Kaminsky: Na ja, die sozialpolitischen Maßnahmen umfassten ja viel mehr als nur Erleichterungen für berufstätige Frauen. Dabei ging es auch darum, die Geburtenrate zu erhöhen, die auch in der DDR seit Anfang der 60er Jahre stark sank. Das politische Idealbild sah vor, dass Frauen voll berufstätig sein sollten. Nur das passte nicht zur Realität der sonstigen Belastungen. Arbeitsbeginn war in der DDR sehr früh, meist 6.30 Uhr. Die Kindereinrichtungen, die nicht immer in unmittelbarer Nähe des Betriebes lagen, öffneten 6.00 Uhr. Da haben es die Frauen gar nicht geschafft, pünktlich an ihrem Arbeitsplatz zu erscheinen. Abends mussten die Kinder pünktlich abgeholt werden. Dann das Problem mit dem Einkauf. Die Läden schlossen 18 Uhr. Also haben viele Frauen gesagt: Die Situation lässt es gar nicht zu, dass wir voll arbeiten. Darauf wurde dann in den 70er und 80er Jahren mit verschiedenen sozialpolitischen Maßnahmen reagiert. Unter anderem mussten Frauen mit Kindern nicht mehr 43 Stunden pro Woche arbeiten, sondern nur noch 40. Man war also bemüht, die Frauen zu entlasten. Allerdings - vollständig gelöst wurde das Problem bis zum Ende der DDR nicht. Dafür fehlten die Ressourcen. Doch es gab noch andere Vergünstigungen.

Nämlich welche?
Kaminsky: Wer zwei oder mehr Kinder hatte, wurde bevorzugt mit Wohnraum versorgt oder bekam bevorzugt Ferienplätze. Dazu gehörte auch der zinslose Ehekredit, der jungen Paaren seit 1972 gewährt wurde - zunächst 5.000 und später 7.000 Mark. Die Rückzahlung verringerte sich bei der Geburt jedes Kindes.
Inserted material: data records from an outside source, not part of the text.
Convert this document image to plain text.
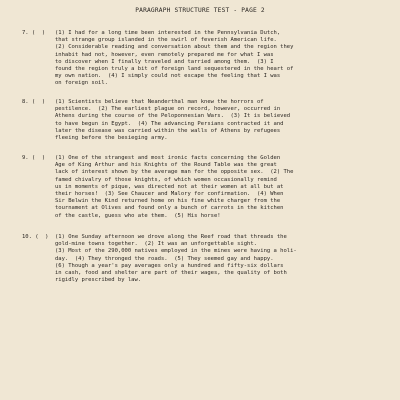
PARAGRAPH STRUCTURE TEST - PAGE 2
7. (  )	(1) I had for a long time been interested in the Pennsylvania Dutch,
that strange group islanded in the swirl of feverish American life.
(2) Considerable reading and conversation about them and the region they
inhabit had not, however, even remotely prepared me for what I was
to discover when I finally traveled and tarried among them.  (3) I
found the region truly a bit of foreign land sequestered in the heart of
my own nation.  (4) I simply could not escape the feeling that I was
on foreign soil.
8. (  )	(1) Scientists believe that Neanderthal man knew the horrors of
pestilence.  (2) The earliest plague on record, however, occurred in
Athens during the course of the Peloponnesian Wars.  (3) It is believed
to have begun in Egypt.  (4) The advancing Persians contracted it and
later the disease was carried within the walls of Athens by refugees
fleeing before the besieging army.
9. (  )	(1) One of the strangest and most ironic facts concerning the Golden
Age of King Arthur and his Knights of the Round Table was the great
lack of interest shown by the average man for the opposite sex.  (2) The
famed chivalry of those knights, of which women occasionally remind
us in moments of pique, was directed not at their women at all but at
their horses!  (3) See Chaucer and Malory for confirmation.  (4) When
Sir Belwin the Kind returned home on his fine white charger from the
tournament at Olives and found only a bunch of carrots in the kitchen
of the castle, guess who ate them.  (5) His horse!
10. (  )	(1) One Sunday afternoon we drove along the Reef road that threads the
gold-mine towns together.  (2) It was an unforgettable sight.
(3) Most of the 290,000 natives employed in the mines were having a holi-
day.  (4) They thronged the roads.  (5) They seemed gay and happy.
(6) Though a year's pay averages only a hundred and fifty-six dollars
in cash, food and shelter are part of their wages, the quality of both
rigidly prescribed by law.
Zum Zeitpunkt der Wiedervereinigung unterschieden sich die Geburtenraten in Ost und West kaum noch. 1990 bekam in der DDR statistisch gesehen jede Frau 1,52 Kinder, im Westen waren es 1,45. Warum zündeten die Maßnahmen nicht?
Kaminsky: Es gibt Umfragen noch aus DDR-Zeiten, in denen Frauen angeben, sie wollten ein Kind und nicht mehr. Ihre Begründung: Sie hätten bei ihren Müttern erlebt, wie anstrengend es ist, zu arbeiten und gleichzeitig Kinder groß zu ziehen. Mit einem Kind könnten sie sich das noch vorstellen, aber nicht mit mehreren. Außerdem sagen sie, bei einem Kind wüssten sie, dass sie dem etwas bieten können und auch selbst noch Annehmlichkeiten im Leben hätten. Das heißt: Auch in der DDR verändern sich Ansprüche, die ein Großteil der Bevölkerung und vor allem die Jüngeren an ein schönes Leben richtet.

Wie passt das mit dem liberalen Abtreibungsrecht in der DDR zusammen? Immerhin konnten Frauen ab 1972 innerhalb der ersten drei Schwangerschaftsmonate selbst entscheiden, ob sie das Kind bekommen oder nicht.
Kaminsky: Das ist in der Tat sehr widersprüchlich. Es wird bis heute gerätselt, warum die DDR das angesichts des Geburtenrückgangs beschlossen hat. Ein Erklärungsansatz lautet, dass es in der DDR eine sehr hohe Zahl an illegalen Abtreibungen gab. Angesichts der gesundheitlichen Risiken für die Frauen sah man sich wohl gezwungen, zu handeln. Zum anderen wollte man natürlich fortschrittlicher sein als der Westen, wo Abtreibungen verboten und erst nach 1975 unter ganz bestimmten Voraussetzungen straffrei blieben.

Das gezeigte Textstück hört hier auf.